Creio que o mundo, que avançou tecnologicamente com as especulações de ficção científica de um Verne, de um Da Vinci, de um Wells[1], poderá muito aprender com este gênio da ficção científica do cinema. Estou convencido de que, como os sonhos verneanos foram se transformando em realidade, assim também, um dia, uma confederação dos países permitirá o surgimento de um Estado universal, onde, com maior facilidade, se eliminarão os conflitos. Não no ideal Kantiano de uma paz perpétua, através da  democracia, mas de uma integração de todos os povos, num regime jurídico universal e abrangente, que respeite a maneira de ser de cada povo.
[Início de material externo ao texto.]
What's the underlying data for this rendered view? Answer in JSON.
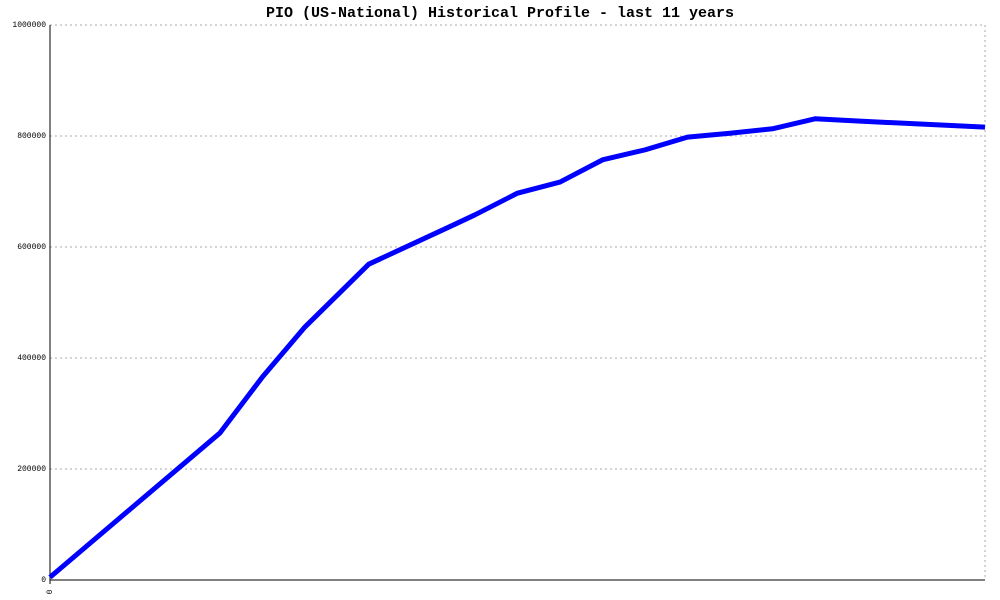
{
  "chart_data": {
    "type": "line",
    "title": "PIO (US-National) Historical Profile - last 11 years",
    "x": [
      0,
      2,
      2.5,
      3,
      3.75,
      4.75,
      5,
      5.5,
      6,
      6.5,
      7,
      7.5,
      8,
      8.5,
      9,
      9.5,
      11
    ],
    "series": [
      {
        "color": "#0000ff",
        "values": [
          5000,
          265000,
          366000,
          456000,
          569000,
          640000,
          658000,
          697000,
          717000,
          757000,
          775000,
          798000,
          805000,
          813000,
          831000,
          827000,
          816000
        ]
      }
    ],
    "xlim": [
      0,
      11
    ],
    "xticks": [
      0
    ],
    "ylim": [
      0,
      1000000
    ],
    "yticks": [
      0,
      200000,
      400000,
      600000,
      800000,
      1000000
    ],
    "grid": true
  }
}
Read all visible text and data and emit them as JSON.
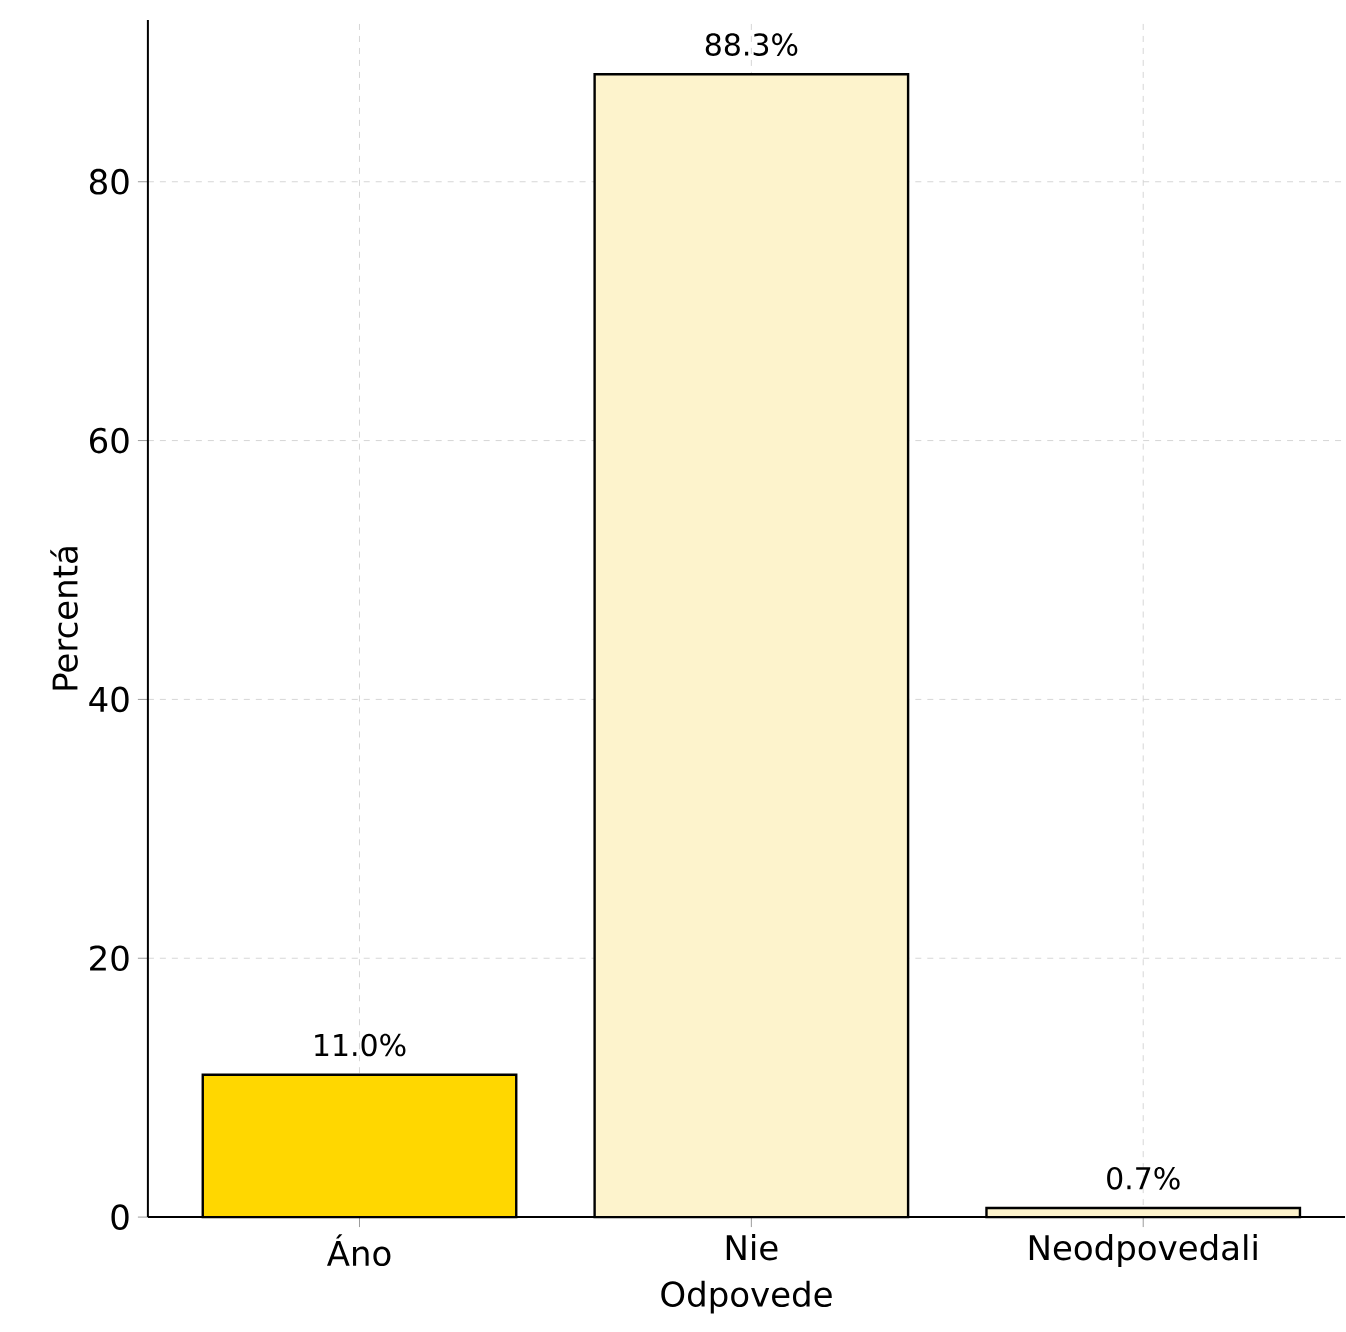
{
  "chart_data": {
    "type": "bar",
    "xlabel": "Odpovede",
    "ylabel": "Percentá",
    "categories": [
      "Áno",
      "Nie",
      "Neodpovedali"
    ],
    "values": [
      11.0,
      88.3,
      0.7
    ],
    "colors": [
      "#ffd700",
      "#fdf3cc",
      "#fdf3cc"
    ],
    "value_labels": [
      "11.0%",
      "88.3%",
      "0.7%"
    ],
    "ylim": [
      0,
      92.5
    ],
    "yticks": [
      0,
      20,
      40,
      60,
      80
    ],
    "grid": true
  }
}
E, neste particular, a maneira de ser da civilização lusíada, em que a integração foi sempre o elemento de maior presença, poderá servir de exemplo. Haja vista que, em idêntico espaço americano, conseguiu manter um país único, com variadas formas de cultura, ao contrário da América Espanhola, que se pulverizou em um número enorme de nações. E a prova maior reside numa integração consideravelmente mais relevante entre as diversas raças no Brasil do que em outras nações, ao ponto de todas as culturas que se somaram posteriormente à portuguesa lá conviverem em perfeita harmonia, inclusive judeus e muçulmanos, que, muitas vezes, reúnem-se em cerimônias comuns, numa demonstração de que culturas diferentes podem viver harmonicamente.

Adriano Moreira, no 1o Congresso das Comunidades de Língua Portuguesa, em 1964, afirmou que há uma maneira de ser diferente do português, na sua presença no mundo. E esta maneira de ser, que permitiu a criação de uma nação continental, é aquela que, talvez, possa servir de exemplo para o mundo futuro, na conformação de um Estado Universal lastreado na solidariedade entre os povos.


[1] Júlio Verne (Vinte mil léguas submarinas; Robur, o conquistador; O castelo dos Cárpatos); Leonardo Da Vinci com os projetos dos aparelhos de voo e George Wells com “A guerra dos mundos” e “A máquina do tempo”.